Entgegen der Ansicht des Arbeitsgerichtes verstoße das Erfordernis der Benennung einer ladungsfähigen Anschrift des Erwerbers auch nicht gegen das Rückwirkungsverbot. Das Bundesarbeitsgericht habe nämlich nicht ein neues Tatbestandsmerkmal erfunden, es habe lediglich das Tatbestandsmerkmal "rechtliche Folgen des Überganges" konkretisiert. Hierzu gehöre natürlich die Angabe, auf wen das Arbeitsverhältnis übergehen solle und wie und wo der neue Arbeitgeber zu erreichen sei, d.h. die Angabe der ladungsfähigen Anschrift.

Das Arbeitsgericht sei der Ansicht, der Grund für den Übergang des Arbeitsverhältnisses sei mit der Bezeichnung des Vertragstypus "Kaufvertrag" hinreichend wiedergegeben. Das Arbeitsgericht übersehe dabei, dass die Benennung des Vertragstypus alleine nach der Rechtsprechung des BAG nicht ausreichend sei. Erforderlich sei vielmehr auch, die unternehmerischen Gründe/Erwägungen für den Betriebsübergang mitzuteilen, um dem Arbeitnehmer eine sachgerechte Ausübung seines Widerspruchsrechtes zu ermöglichen. Hieran fehle es vorliegend. Die Information: "werden unsere Aktivitäten des Geschäftsgebietes C.M.D. zum 01.10.2005 in die B. übertragen", reiche nicht. Ein Hinweis, dass die Beklagte nach dem Betriebsübergang keinerlei Aktivitäten aus dem Bereich M.D. behalten wollte, fehle. Dies wäre im Übrigen auch unzutreffend gewesen, denn die Beklagte habe nach Übergang des Arbeitsverhältnisses noch Aktivitäten im M-Bereich fortgeführt, beispielsweise bei Vermittlungsstationen für Mobiltelefone.

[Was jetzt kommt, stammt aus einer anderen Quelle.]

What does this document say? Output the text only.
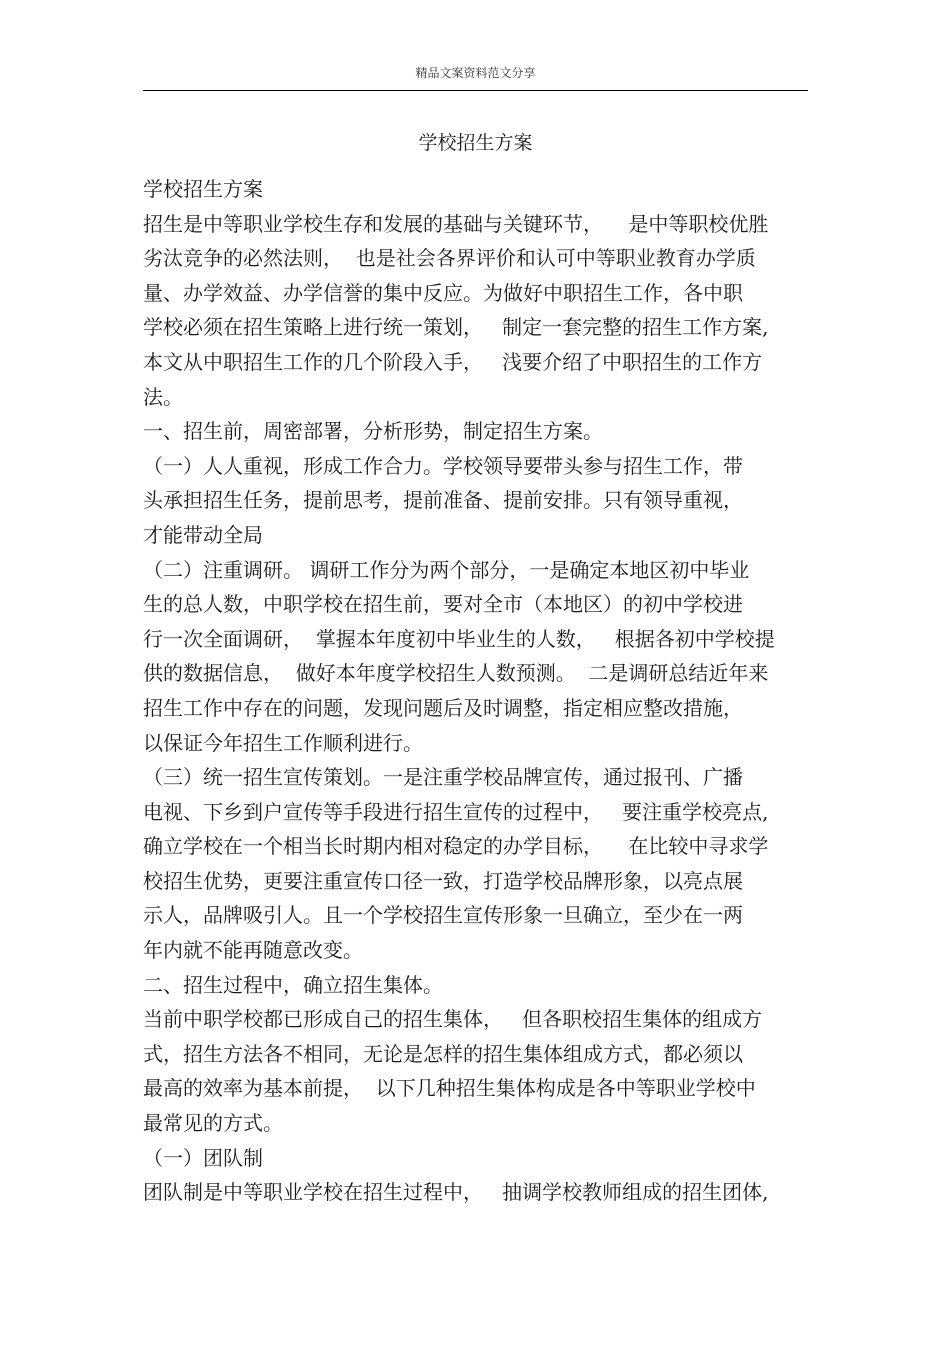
精品文案资料范文分享
学校招生方案
学校招生方案
招生是中等职业学校生存和发展的基础与关键环节，    是中等职校优胜
劣汰竞争的必然法则，  也是社会各界评价和认可中等职业教育办学质
量、办学效益、办学信誉的集中反应。为做好中职招生工作，各中职
学校必须在招生策略上进行统一策划，   制定一套完整的招生工作方案,
本文从中职招生工作的几个阶段入手，   浅要介绍了中职招生的工作方
法。
一、招生前，周密部署，分析形势，制定招生方案。
（一）人人重视，形成工作合力。学校领导要带头参与招生工作，带
头承担招生任务，提前思考，提前准备、提前安排。只有领导重视，
才能带动全局
（二）注重调研。 调研工作分为两个部分，一是确定本地区初中毕业
生的总人数，中职学校在招生前，要对全市（本地区）的初中学校进
行一次全面调研，  掌握本年度初中毕业生的人数，   根据各初中学校提
供的数据信息，  做好本年度学校招生人数预测。  二是调研总结近年来
招生工作中存在的问题，发现问题后及时调整，指定相应整改措施，
以保证今年招生工作顺利进行。
（三）统一招生宣传策划。一是注重学校品牌宣传，通过报刊、广播
电视、下乡到户宣传等手段进行招生宣传的过程中，   要注重学校亮点,
确立学校在一个相当长时期内相对稳定的办学目标，    在比较中寻求学
校招生优势，更要注重宣传口径一致，打造学校品牌形象，以亮点展
示人，品牌吸引人。且一个学校招生宣传形象一旦确立，至少在一两
年内就不能再随意改变。
二、招生过程中，确立招生集体。
当前中职学校都已形成自己的招生集体，   但各职校招生集体的组成方
式，招生方法各不相同，无论是怎样的招生集体组成方式，都必须以
最高的效率为基本前提，  以下几种招生集体构成是各中等职业学校中
最常见的方式。
（一）团队制
团队制是中等职业学校在招生过程中，   抽调学校教师组成的招生团体,
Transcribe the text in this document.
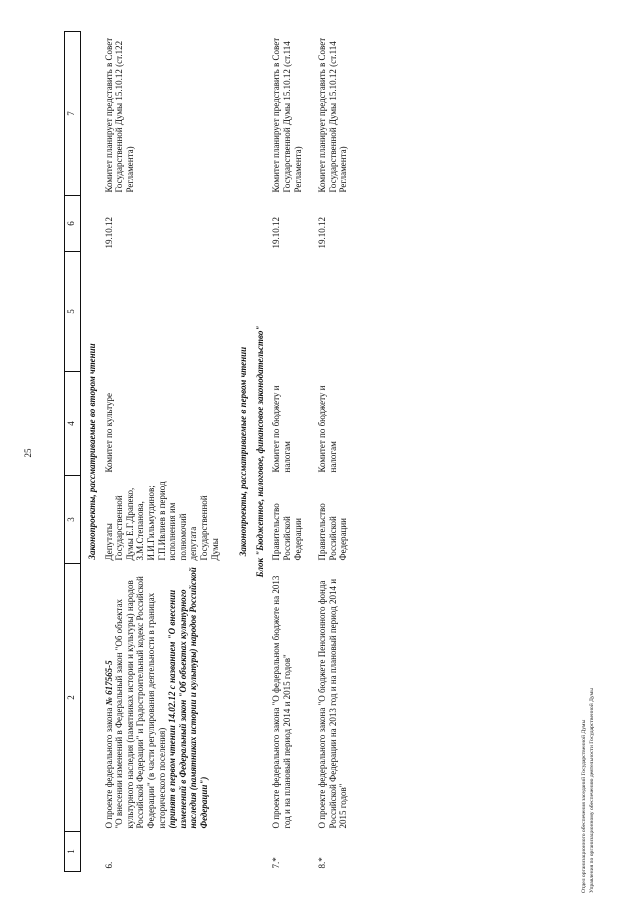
25
1	2	3	4	5	6	7
Законопроекты, рассматриваемые во втором чтении						
6.	О проекте федерального закона № 617565-5
"О внесении изменений в Федеральный закон "Об объектах культурного наследия (памятниках истории и культуры) народов Российской Федерации" и Градостроительный кодекс Российской Федерации" (в части регулирования деятельности в границах исторического поселения)
(принят в первом чтении 14.02.12 с названием "О внесении изменений в Федеральный закон "Об объектах культурного наследия (памятниках истории и культуры) народов Российской Федерации")	Депутаты Государственной Думы Е.Г.Драпеко, З.М.Степанова, И.И.Гильмутдинов; Г.П.Ивлиев в период исполнения им полномочий депутата Государственной Думы	Комитет по культуре		19.10.12	Комитет планирует представить в Совет Государственной Думы 15.10.12 (ст.122 Регламента)

Законопроекты, рассматриваемые в первом чтении						
Блок "Бюджетное, налоговое, финансовое законодательство"						
7.*	О проекте федерального закона "О федеральном бюджете на 2013 год и на плановый период 2014 и 2015 годов"	Правительство Российской Федерации	Комитет по бюджету и налогам		19.10.12	Комитет планирует представить в Совет Государственной Думы 15.10.12 (ст.114 Регламента)

8.*	О проекте федерального закона "О бюджете Пенсионного фонда Российской Федерации на 2013 год и на плановый период 2014 и 2015 годов"	Правительство Российской Федерации	Комитет по бюджету и налогам		19.10.12	Комитет планирует представить в Совет Государственной Думы 15.10.12 (ст.114 Регламента)
Отдел организационного обеспечения заседаний Государственной Думы Управления по организационному обеспечению деятельности Государственной Думы
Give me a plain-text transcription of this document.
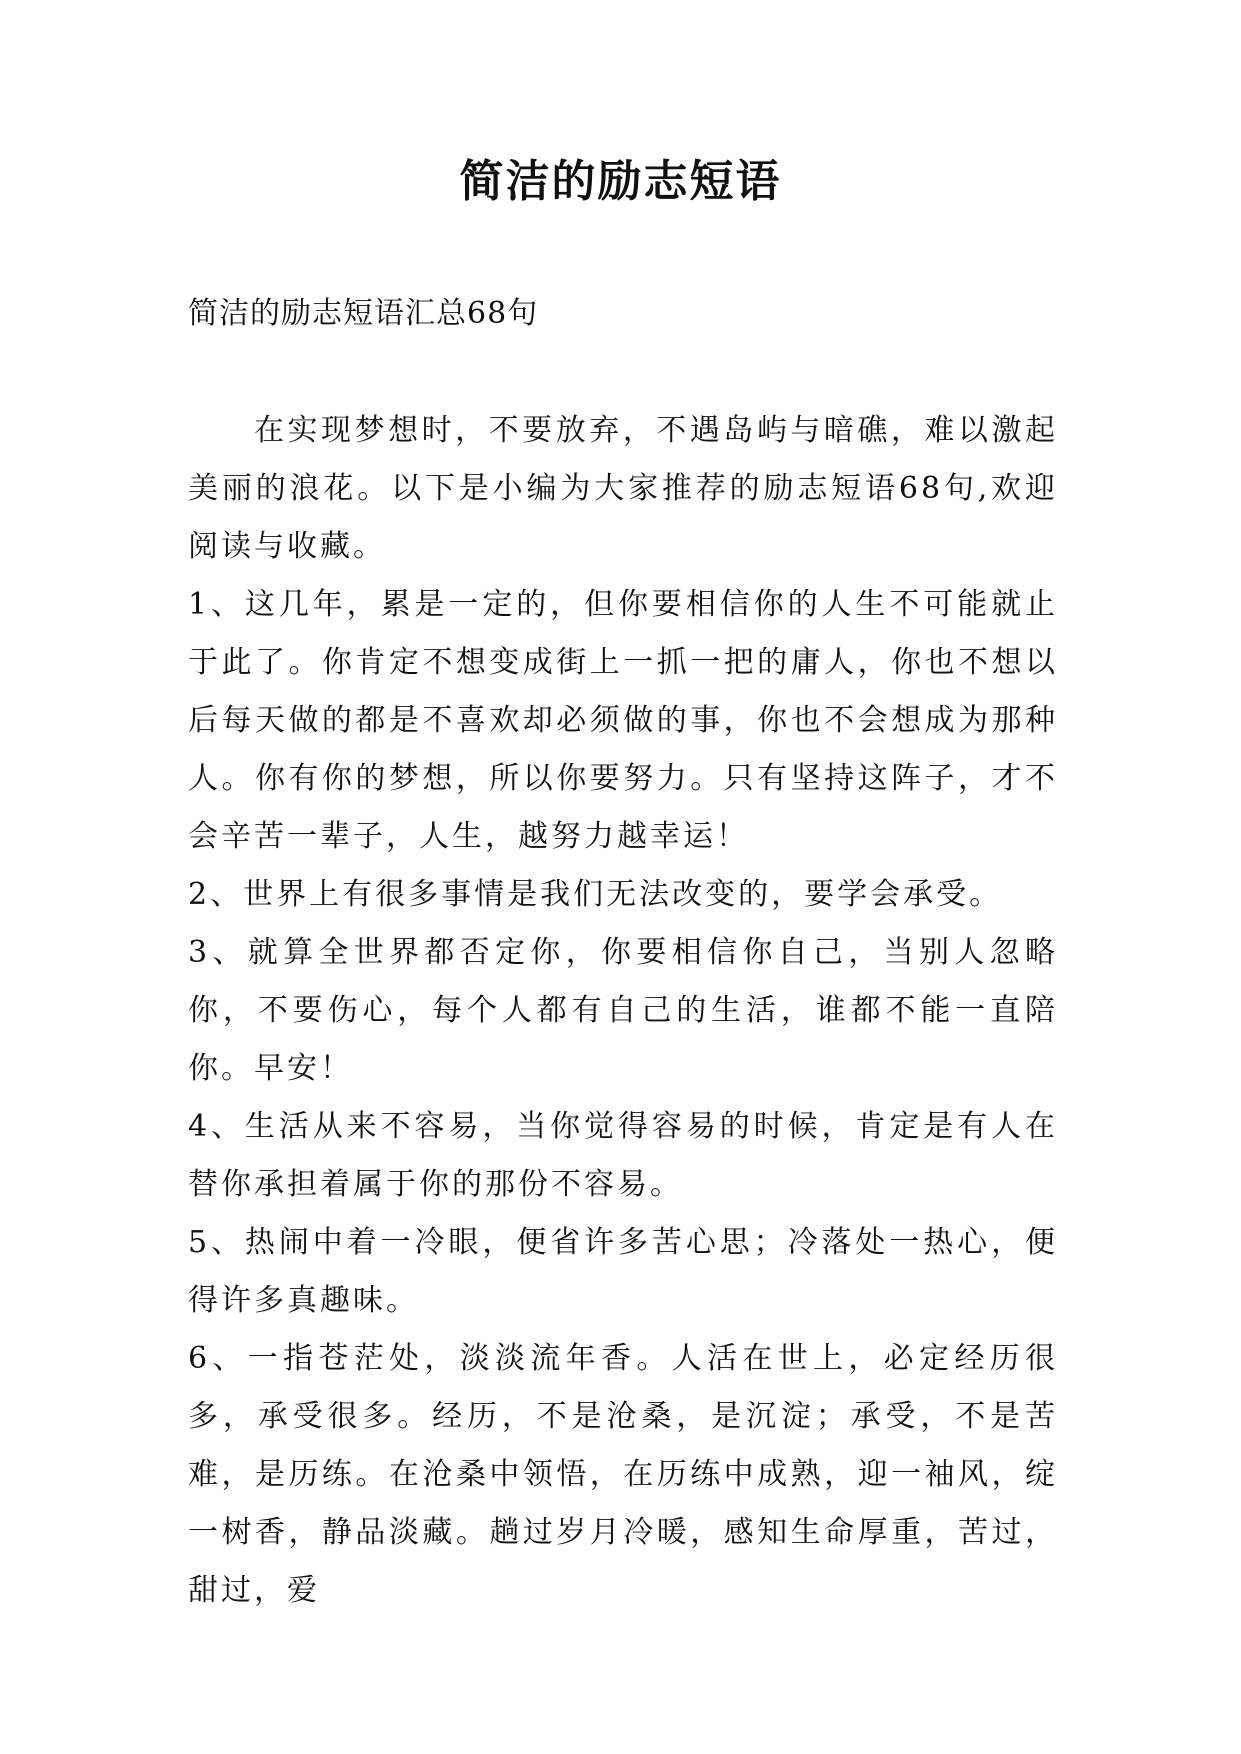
简洁的励志短语
简洁的励志短语汇总68句

在实现梦想时，不要放弃，不遇岛屿与暗礁，难以激起美丽的浪花。以下是小编为大家推荐的励志短语68句,欢迎阅读与收藏。

1、这几年，累是一定的，但你要相信你的人生不可能就止于此了。你肯定不想变成街上一抓一把的庸人，你也不想以后每天做的都是不喜欢却必须做的事，你也不会想成为那种人。你有你的梦想，所以你要努力。只有坚持这阵子，才不会辛苦一辈子，人生，越努力越幸运！

2、世界上有很多事情是我们无法改变的，要学会承受。

3、就算全世界都否定你，你要相信你自己，当别人忽略你，不要伤心，每个人都有自己的生活，谁都不能一直陪你。早安！

4、生活从来不容易，当你觉得容易的时候，肯定是有人在替你承担着属于你的那份不容易。

5、热闹中着一冷眼，便省许多苦心思；冷落处一热心，便得许多真趣味。

6、一指苍茫处，淡淡流年香。人活在世上，必定经历很多，承受很多。经历，不是沧桑，是沉淀；承受，不是苦难，是历练。在沧桑中领悟，在历练中成熟，迎一袖风，绽一树香，静品淡藏。趟过岁月冷暖，感知生命厚重，苦过，甜过，爱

Auch die Auffassung des Arbeitsgerichtes, die Tatsache, dass für C.M.D. ein negativer Kaufpreis vereinbart worden sei, sei nicht mitteilungspflichtig, denn auch ein Kaufvertrag bei dem ein negativer Kaufpreis bezahlt werde, bleibe ein Kaufvertrag, sei unzutreffend. Die Argumentation der 26. Kammer des Arbeitsgerichtes München (26 Ca 486/07) sei dagegen zutreffend: "Im Hinblick auf die Tatsache, dass die Unterrichtung nach § 613a Abs. 5 BGB den einzigen Zweck habe, den Arbeitnehmern eine ausreichende Wissensgrundlage für die Ausübung oder Nichtausübung des Widerspruchsrechtes zu geben, sei die zumindest missverständliche Verwendung des Begriffes "Kaufvertrag" nicht geeignet, den Erfordernissen des § 613a Abs. 5 BGB zu entsprechen. Es mache für die Bewertung der Zukunftsrisiken einen gravierenden Unterschied, ob für einen Betrieb ein Kaufpreis erzielt werde oder dem Übernehmer noch Geld bezahlt werde, damit er den Betrieb übernehme."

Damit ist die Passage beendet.